Anyway I must say, the west has put out many more lies for what I've seen so far.
The only way out of the propaganda trap is to find organizations that legitimately care about good journalism. They definitely exist!
One place to start might be Wikipedia, the culture there is very much "organize knowledge" as opposed to "achieve some political end".
There's a crowd right now trying to remove any reference to neo-nazism in the Azov Battalion wikipedia page: https://en.wikipedia.org/w/index.php?title=Azov_Battalion&ac...
Please go ahead and verify it yourself. Among this crowd there are the same people that curate the sections about the Uyghur oppression in China. I don't fully trust Wikipedia either for these reasons.
> Just think about that from a logical perspective: if you start your proof with false axioms, you can never produce anything true. You can only produce a universe of internally-consistent false statements.

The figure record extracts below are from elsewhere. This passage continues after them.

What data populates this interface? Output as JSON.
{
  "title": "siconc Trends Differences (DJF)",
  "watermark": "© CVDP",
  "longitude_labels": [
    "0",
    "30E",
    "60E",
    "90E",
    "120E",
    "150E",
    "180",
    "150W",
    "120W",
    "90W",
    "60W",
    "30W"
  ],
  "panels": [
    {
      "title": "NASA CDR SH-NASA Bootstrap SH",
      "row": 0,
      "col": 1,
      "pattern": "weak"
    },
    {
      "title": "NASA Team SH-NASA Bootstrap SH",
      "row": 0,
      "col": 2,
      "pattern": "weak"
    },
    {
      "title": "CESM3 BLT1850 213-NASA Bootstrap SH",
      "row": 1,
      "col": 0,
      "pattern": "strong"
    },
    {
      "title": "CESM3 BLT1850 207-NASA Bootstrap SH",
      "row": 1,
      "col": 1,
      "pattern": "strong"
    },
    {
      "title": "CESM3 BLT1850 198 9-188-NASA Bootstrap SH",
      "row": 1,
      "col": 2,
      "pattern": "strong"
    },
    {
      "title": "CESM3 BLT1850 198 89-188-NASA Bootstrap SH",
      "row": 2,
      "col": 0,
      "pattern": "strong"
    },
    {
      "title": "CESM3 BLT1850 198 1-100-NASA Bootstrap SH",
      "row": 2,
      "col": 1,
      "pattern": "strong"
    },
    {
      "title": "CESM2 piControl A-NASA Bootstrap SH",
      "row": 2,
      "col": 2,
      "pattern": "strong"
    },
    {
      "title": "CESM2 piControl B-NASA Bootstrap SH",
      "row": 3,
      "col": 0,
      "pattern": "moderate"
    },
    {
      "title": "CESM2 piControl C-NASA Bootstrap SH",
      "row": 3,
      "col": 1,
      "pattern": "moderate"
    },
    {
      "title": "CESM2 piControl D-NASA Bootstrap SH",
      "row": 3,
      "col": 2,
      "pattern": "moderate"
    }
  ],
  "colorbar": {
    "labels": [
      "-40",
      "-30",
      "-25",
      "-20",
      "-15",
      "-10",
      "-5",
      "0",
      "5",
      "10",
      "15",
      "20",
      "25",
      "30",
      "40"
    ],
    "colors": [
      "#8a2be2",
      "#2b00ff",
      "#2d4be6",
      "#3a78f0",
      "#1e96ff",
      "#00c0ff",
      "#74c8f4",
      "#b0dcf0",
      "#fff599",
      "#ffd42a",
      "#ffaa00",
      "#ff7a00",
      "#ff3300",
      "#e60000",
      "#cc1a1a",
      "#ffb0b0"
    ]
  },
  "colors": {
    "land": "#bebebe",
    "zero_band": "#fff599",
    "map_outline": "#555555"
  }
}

I strongly disagree. By watching propaganda from both sides, I can easily understand what are the interests in play and what is each side's reasoning. By confronting it then with the rest of the independent information I can form a cohesive opinion. I won't trust anyone to provide me with "news" at the moment. We have to do the hard job and create our news with the sparse information available.
There are always going to be people trying to push certain agendas anywhere.

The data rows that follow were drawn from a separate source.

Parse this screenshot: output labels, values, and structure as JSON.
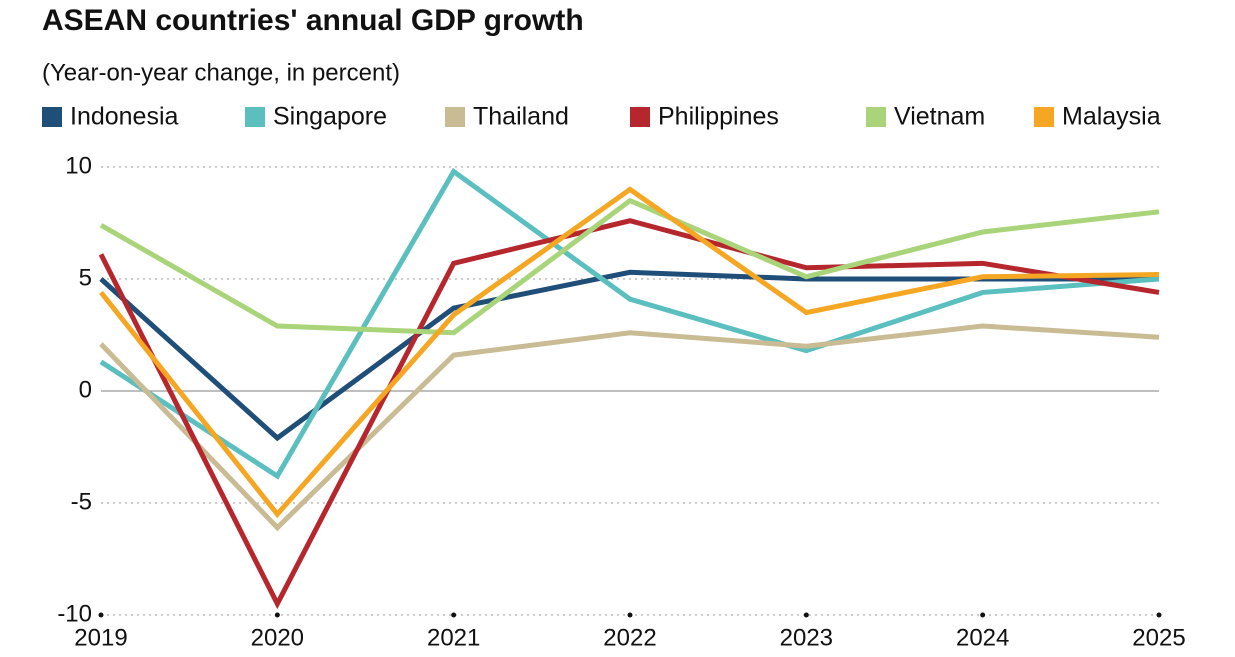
{
  "chart_data": {
    "type": "line",
    "title": "ASEAN countries' annual GDP growth",
    "subtitle": "(Year-on-year change, in percent)",
    "x": [
      2019,
      2020,
      2021,
      2022,
      2023,
      2024,
      2025
    ],
    "xlim": [
      2019,
      2025
    ],
    "xticks": [
      2019,
      2020,
      2021,
      2022,
      2023,
      2024,
      2025
    ],
    "ylim": [
      -10,
      10
    ],
    "yticks": [
      -10,
      -5,
      0,
      5,
      10
    ],
    "grid": true,
    "series": [
      {
        "name": "Indonesia",
        "color": "#1f4e79",
        "values": [
          5.0,
          -2.1,
          3.7,
          5.3,
          5.0,
          5.0,
          5.0
        ]
      },
      {
        "name": "Singapore",
        "color": "#5bbfbf",
        "values": [
          1.3,
          -3.8,
          9.8,
          4.1,
          1.8,
          4.4,
          5.0
        ]
      },
      {
        "name": "Thailand",
        "color": "#c9bb93",
        "values": [
          2.1,
          -6.1,
          1.6,
          2.6,
          2.0,
          2.9,
          2.4
        ]
      },
      {
        "name": "Philippines",
        "color": "#b5272d",
        "values": [
          6.1,
          -9.5,
          5.7,
          7.6,
          5.5,
          5.7,
          4.4
        ]
      },
      {
        "name": "Vietnam",
        "color": "#a9d47a",
        "values": [
          7.4,
          2.9,
          2.6,
          8.5,
          5.1,
          7.1,
          8.0
        ]
      },
      {
        "name": "Malaysia",
        "color": "#f5a623",
        "values": [
          4.4,
          -5.5,
          3.4,
          9.0,
          3.5,
          5.1,
          5.2
        ]
      }
    ]
  }
}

There's a major difference between an organization whose overarching goal is to produce accurate information, and an organization whose overarching goal is to push for some kind of political gain.
I checked the article you linked to and there's a reference to neo-nazism in the opening paragraph. So your example seems to indicate that Wikipedia is able to withstand ideological attacks (which agrees with my general impression).

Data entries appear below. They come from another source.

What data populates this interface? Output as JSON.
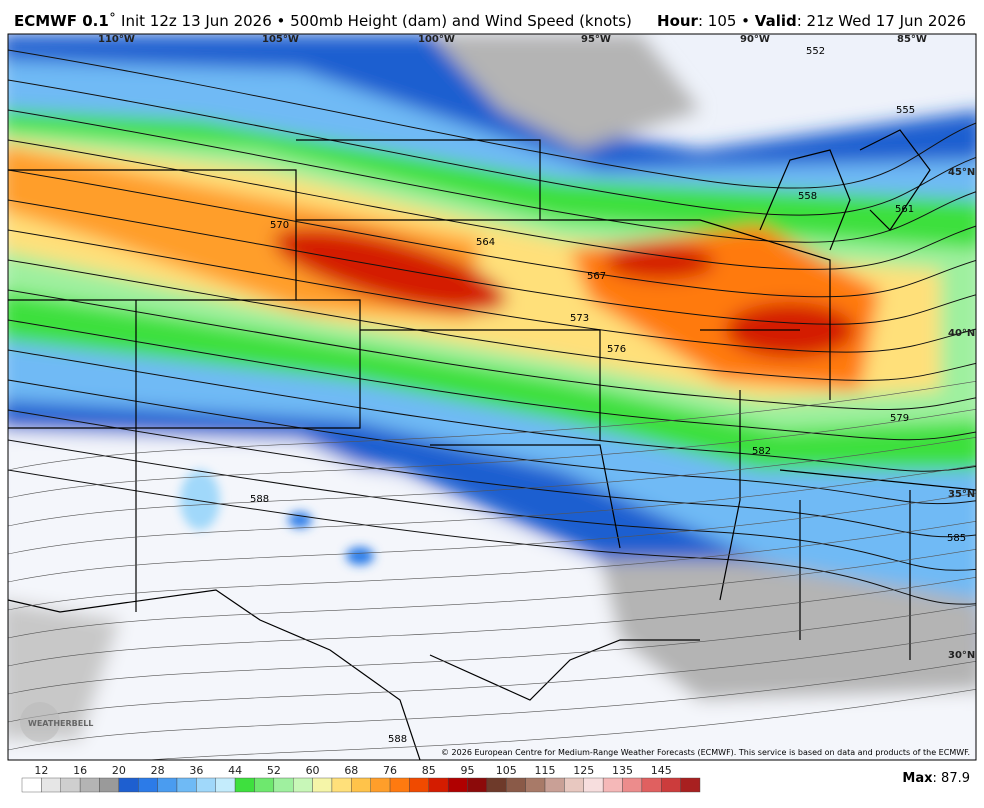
{
  "header": {
    "model": "ECMWF 0.1",
    "title": "˚ Init 12z 13 Jun 2026 • 500mb Height (dam) and Wind Speed (knots)",
    "hour_label": "Hour",
    "hour_text": ": 105 • ",
    "valid_label": "Valid",
    "valid_text": ": 21z Wed 17 Jun 2026"
  },
  "longitudes": [
    "110°W",
    "105°W",
    "100°W",
    "95°W",
    "90°W",
    "85°W"
  ],
  "latitudes": [
    "45°N",
    "40°N",
    "35°N",
    "30°N"
  ],
  "contour_labels": [
    "552",
    "555",
    "558",
    "561",
    "564",
    "567",
    "570",
    "573",
    "576",
    "579",
    "582",
    "585",
    "588",
    "588"
  ],
  "logo": "WEATHERBELL",
  "copyright": "© 2026 European Centre for Medium-Range Weather Forecasts (ECMWF). This service is based on data and products of the ECMWF.",
  "colorbar": {
    "labels": [
      "12",
      "16",
      "20",
      "28",
      "36",
      "44",
      "52",
      "60",
      "68",
      "76",
      "85",
      "95",
      "105",
      "115",
      "125",
      "135",
      "145"
    ],
    "colors": [
      "#ffffff",
      "#e6e6e6",
      "#cfcfcf",
      "#b4b4b4",
      "#9a9a9a",
      "#1e5fd0",
      "#2c7be8",
      "#4a9cf0",
      "#6fbaf5",
      "#a0d8fa",
      "#c4ecfc",
      "#3ee03e",
      "#6ee86e",
      "#9ff09f",
      "#c8f7b8",
      "#f5f5a8",
      "#ffe07a",
      "#ffc34a",
      "#ff9e2a",
      "#ff7a10",
      "#f04a00",
      "#d41c00",
      "#b00000",
      "#8c0a0a",
      "#6e3a2a",
      "#8a5a48",
      "#a87a68",
      "#c9a096",
      "#e8c8c0",
      "#f7dede",
      "#f5b8b8",
      "#ec8c8c",
      "#e06060",
      "#cc3c3c",
      "#a82020"
    ]
  },
  "max_label": "Max",
  "max_value": "87.9"
}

> I can easily understand what are the interests in play and what is each side's reasoning.
While I can see that it would be hard to get a feel for what different actors' motivations are from raw facts, I believe that you would still need them as a baseline to understand the propaganda. And it sounds like a lot of (error-prone) work!
Although I speak from ignorance as I am not on any social media and am pretty extreme about filtering my information sources. But I have to say, having had conversations with two people who take this approach, that I am skeptical: both have ended up with very strange/distorted world views and have trouble trusting any institutions (Which makes sense! A core goal of someone trying to destroy a system is to undermine its credibility!)